The hawkish Netanyahu has at times stoked such speculation. But centrist Defense Minister Ehud Barak last month suggested that Israel -- assumed to have the Middle East's only atomic arsenal -- could opt instead to fend off a nuclear-armed Iran.

Some analysts see Israeli forces as incapable of delivering long-term damage to Iran's distant and fortified nuclear sites, which could mean that Netanyahu has little choice but to hope for a diplomatic breakthrough or, failing that, for a U.S.-led military intervention along with upgraded defenses for Israel.
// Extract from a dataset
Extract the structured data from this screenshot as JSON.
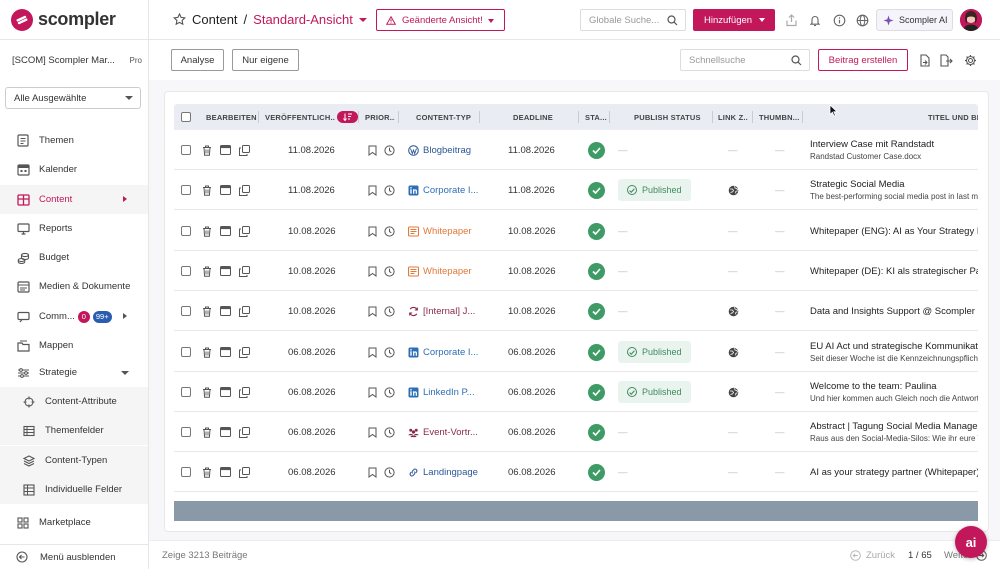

The Obama administration has said it wants to see progress in the new engagement with Iran by year's end, and spoken of "crippling" sanctions as a punitive option.

SANCTIONS IN 2010?

"The chance of the Iranians agreeing to a complete halt of the nuclear program looks relatively slim, in my view," former Israeli deputy prime minister Shaul Mofaz said on Sunday. "Theirs is a strategy of buying time."

"Therefore, in my view, moving to a next stage of harsher sanctions, in global partnership, and with an emphasis on Russia and China, is inevitable." Mofaz told Israel Radio. "My assessment is that 2010 will be the year of sanctions on Iran."

Under the previous government, Mofaz was Israel's strategic liaison with the United States and set a core demand that any deal with Iran rule out uranium enrichment on its soil.

That stance could be challenged by Iran's offer, at the Geneva talks, to send low-enriched uranium (LEU) to Russia and France for further processing and then re-import it to fuel a U.N.-monitored Tehran reactor to produce medical isotopes.

An Israeli intelligence official voiced concern that such "outsourcing" might be used by Iran as a pretext to continue domestic LEU production for a stockpile that could be converted into bomb-grade highly enriched uranium (HEU) in the future.

But American and British officials said the export deal, which has yet to be finalized, would be a one-off. France, another of the six powers that met Iran last week, has led calls for a freeze on Iranian enrichment to be kept on the agenda.